Les Franciscains et les Dominicains

Auteur : Par un groupe de pères et de mères de familles .

∼∼ XIX ∼∼

Allo ! la Jeu­nesse. Nous venons de déci­der notre départ dans cinq jours ; mais nous n’avons pas le cou­rage de quit­ter Rome et l’Italie sans avoir été jusqu’à Assise. Je comp­tais ache­ter ici quelques sou­ve­nirs qui auraient embel­li « la mai­son des vacances » ; à la réflexion, vos mamans et moi pré­fé­rons nous en pri­ver, pour pou­voir mon­ter à Assise. Qu’en dites-vous ?

— Quel bon­heur ! papa, crie Colette, en bon­dis­sant comme un cha­mois, tan­dis que le reste de la bande répond avec un enthou­siasme tout aus­si joyeux, quoique moins exu­bé­rant.

Et l’on prend la route qui mène à Assise, à tra­vers les monts de l’Ombrie. Le site où repose la petite ville est d’une beau­té char­mante, silen­cieuse, recueillie. C’est la patrie de saint Fran­çois.

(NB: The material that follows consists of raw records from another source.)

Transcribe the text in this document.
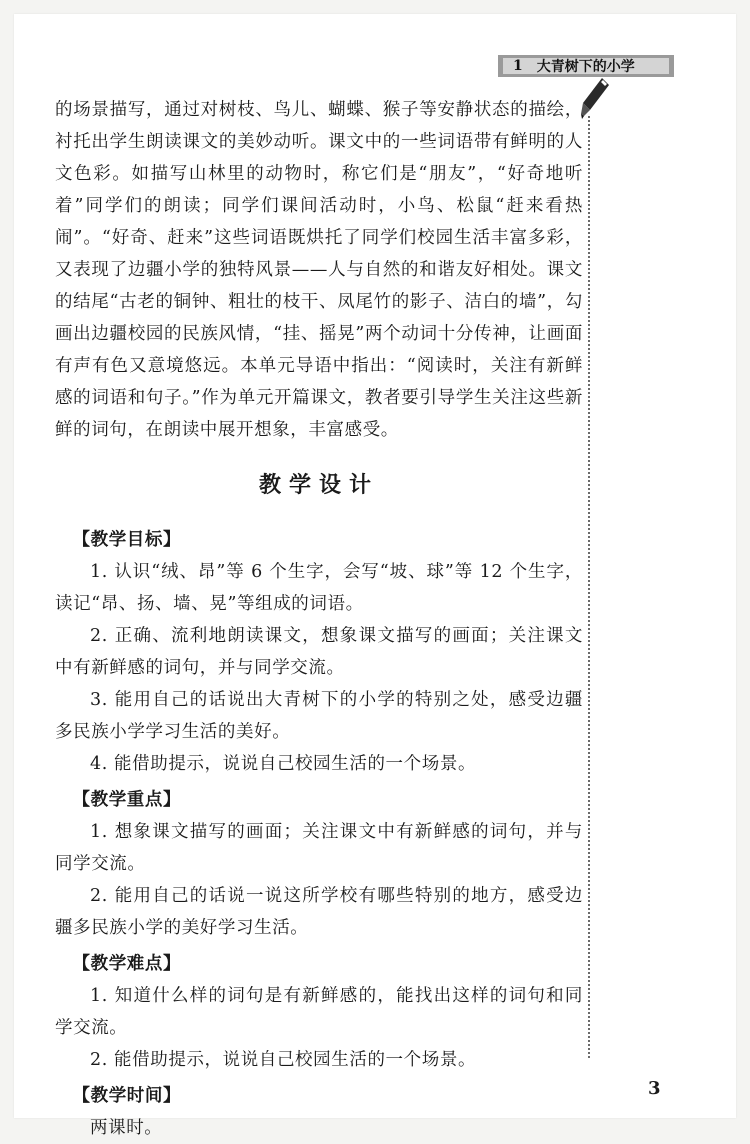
1 大青树下的小学

的场景描写，通过对树枝、鸟儿、蝴蝶、猴子等安静状态的描绘，衬托出学生朗读课文的美妙动听。课文中的一些词语带有鲜明的人文色彩。如描写山林里的动物时，称它们是“朋友”，“好奇地听着”同学们的朗读；同学们课间活动时，小鸟、松鼠“赶来看热闹”。“好奇、赶来”这些词语既烘托了同学们校园生活丰富多彩，又表现了边疆小学的独特风景——人与自然的和谐友好相处。课文的结尾“古老的铜钟、粗壮的枝干、凤尾竹的影子、洁白的墙”，勾画出边疆校园的民族风情，“挂、摇晃”两个动词十分传神，让画面有声有色又意境悠远。本单元导语中指出：“阅读时，关注有新鲜感的词语和句子。”作为单元开篇课文，教者要引导学生关注这些新鲜的词句，在朗读中展开想象，丰富感受。

教学设计

【教学目标】

1. 认识“绒、昂”等 6 个生字，会写“坡、球”等 12 个生字，读记“昂、扬、墙、晃”等组成的词语。

2. 正确、流利地朗读课文，想象课文描写的画面；关注课文中有新鲜感的词句，并与同学交流。

3. 能用自己的话说出大青树下的小学的特别之处，感受边疆多民族小学学习生活的美好。

4. 能借助提示，说说自己校园生活的一个场景。

【教学重点】

1. 想象课文描写的画面；关注课文中有新鲜感的词句，并与同学交流。

2. 能用自己的话说一说这所学校有哪些特别的地方，感受边疆多民族小学的美好学习生活。

【教学难点】

1. 知道什么样的词句是有新鲜感的，能找出这样的词句和同学交流。

2. 能借助提示，说说自己校园生活的一个场景。

【教学时间】

两课时。

3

— Est-il né ici ? demande Annie.

— Oui, et savez-vous que, tout petit, il s’appelait Jean. Plus tard, on l’a sur­nom­mé Fran­çois, à cause de son amour de la langue fran­çaise, peut-être aus­si de la France tout court.

Saint François d'Assise et les Franciscains
« Oiseaux, mes frères !… »

Comme le Bon Dieu l’a bien envoyé au bon moment ! Tout le long des siècles, nous l’avons dit cent fois, l’Église voit les pauvres hommes qui la com­posent tom­ber dans quelque faute. Les chré­tiens ne sont pas des anges, hélas ! Ce qui est admi­rable, c’est que Dieu donne sans cesse à son Église juste les secours ou les exemples néces­saires pour cor­ri­ger ses enfants.

Deux dan­gers mena­çaient la vie chré­tienne au moyen âge : l’amour des richesses, qui gran­dis­saient avec les pro­grès de la civi­li­sa­tion, et aus­si une cer­taine igno­rance reli­gieuse. Beau­coup d’âmes se trou­vaient sans défense contre les erreurs nou­velles, à cause de cette igno­rance.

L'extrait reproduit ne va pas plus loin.